她到底是什么地方败给了陈静莎?哦,因为情感麻痹。
易羡舟禁不住扶住额头,继续笑了起来。
她怎么忘了呢,自己根本就是个跛子。
笑着笑着,易羡舟又垂下了眼。
她为什么会和陈静莎比呢?她果然是想要把姜诗意绑在身边的吗?果然是独占欲太强了吗?
假如陈静莎没有问题的话,自己会不会也会采取类似的行为呢?她一定会的吧。她小时候可是和易木心抢过东西的。
她肯定也骨子里就不是什么好东西。
她是不是太贪了?
明明姜诗意已经对她很好了,会开导她,会维护她,还总是笑意盈盈地陪伴她,可是她呢,她却不仅不感激,还想要得到更多。
她错了。她又做错事了。她又被贪念挟持了。她不该这样。
她该被打手心。
她怎么就这么喜欢跟人争呢?怎么就这么不知足?怎么就这么……
为什么会这样?她还是个人么?
她真的不知道自己是个什么东西,可能是个畜生吧,一个会去伤害别人的畜生。
忽然一下子,她的心脏就像是在被人不断地往外抽着气,隐隐约约的疼痛感蔓延在各个地方。
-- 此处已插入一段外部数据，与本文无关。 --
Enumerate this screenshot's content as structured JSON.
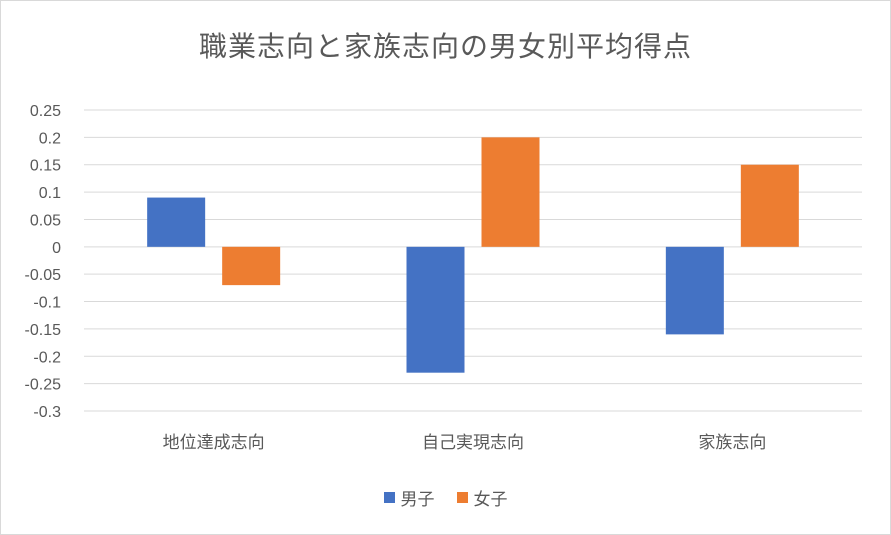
{
  "chart_data": {
    "type": "bar",
    "title": "職業志向と家族志向の男女別平均得点",
    "xlabel": "",
    "ylabel": "",
    "categories": [
      "地位達成志向",
      "自己実現志向",
      "家族志向"
    ],
    "series": [
      {
        "name": "男子",
        "color": "#4472c4",
        "values": [
          0.09,
          -0.23,
          -0.16
        ]
      },
      {
        "name": "女子",
        "color": "#ed7d31",
        "values": [
          -0.07,
          0.2,
          0.15
        ]
      }
    ],
    "ylim": [
      -0.3,
      0.25
    ],
    "yticks": [
      0.25,
      0.2,
      0.15,
      0.1,
      0.05,
      0,
      -0.05,
      -0.1,
      -0.15,
      -0.2,
      -0.25,
      -0.3
    ],
    "ytick_labels": [
      "0.25",
      "0.2",
      "0.15",
      "0.1",
      "0.05",
      "0",
      "-0.05",
      "-0.1",
      "-0.15",
      "-0.2",
      "-0.25",
      "-0.3"
    ],
    "grid": true,
    "legend_position": "bottom"
  }
}
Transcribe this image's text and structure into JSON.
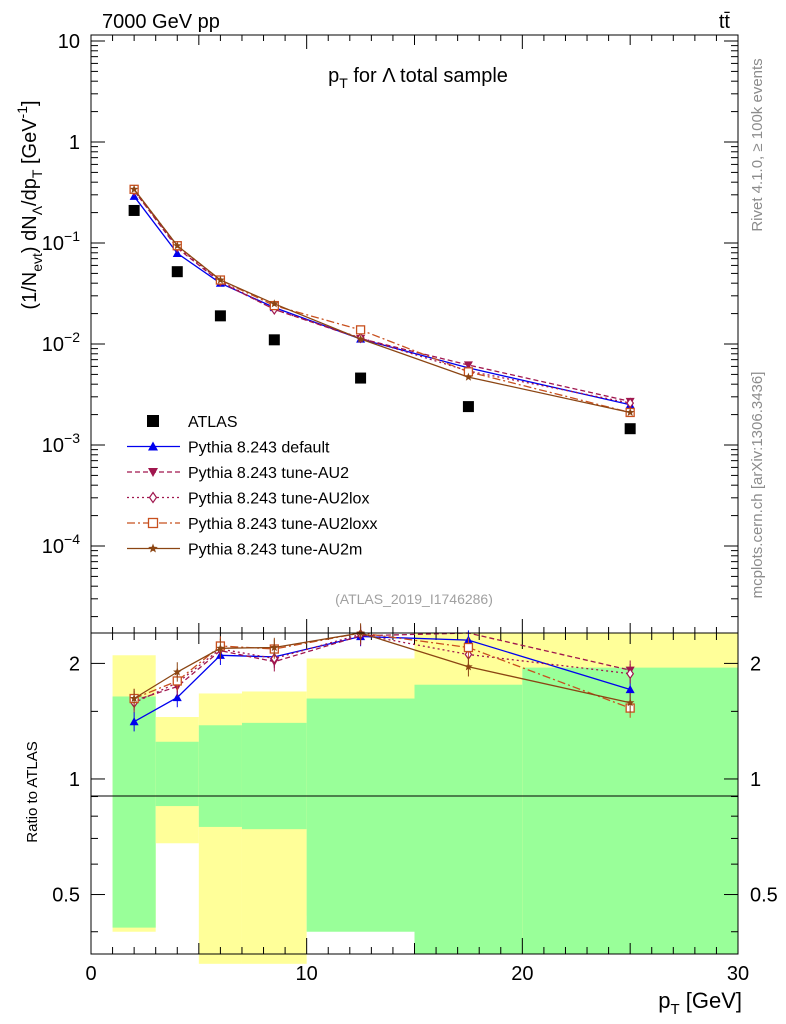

扶着旁边那堵白墙,易羡舟不知道是怎么一回事儿,身上忽然开始发起了抖,令她不由自主地弯下了腰。
与此同时,一辆外表黑亮的车子从边上拐了个弯,朝着这边缓缓驶来。易羡舟却也无暇去看,只觉得自己头晕目眩,眼前的一切都变成了一片花白,最后缩在了墙角处。
苟延残喘。
车子里头,易木心本来还戴着耳机摇头晃脑地听着来自韩团的劲歌热舞,无意间抬头一瞟,眯着眼睛将一只蓝牙耳塞给取了下来。
“那是我姐吧?”易木心坐直身子,抬手指过去:“她怎么了,该不是犯病了吧?”
易成天和木以萍在易木心的提示下,一道儿望了出去。
“不是都好了么,怎么又犯病了。”木以萍蹙眉:“这难道一辈子都好不了是吗?”
易成天叹气,将车子缓缓停了下来:“你先带心心回家吧,我带她去医院看看。她得快点儿好起来才行。”
“有些事情还得靠她处理呢,这么没精神可不太好。”
彼此间的对话很是镇定,似乎都已经见怪不怪了。
“那你带她去吧。”木以萍看了眼易羡舟,就和易木心一块儿打开车门走了下去-
姜诗意到达和陈静莎约好的那家甜品店门口时,陈静莎已经早早地坐在那儿了。
在精致得如同八音盒一样的甜品店中,陈静莎穿着一身甜美的米色连衣裙和白色丝袜,外头披了件咖啡色的斗篷,这会儿正捧着一杯热饮静静地喝着,看起来特别清纯。
透过玻璃窗,陈静莎冲姜诗意招了招手,姜诗意收拾起满面愁容,推开门走了进去。
在陈静莎对面坐下后,姜诗意卸下肩上的包后,将它给放到了一边:“等我很久了吗?”
“没有很久,我也才刚刚到呢。”陈静莎上下打量着姜诗意:“诗意姐你今天真漂亮。”
等得久不久又怎样?在她看来,能够见到姜诗意,就已经很值了。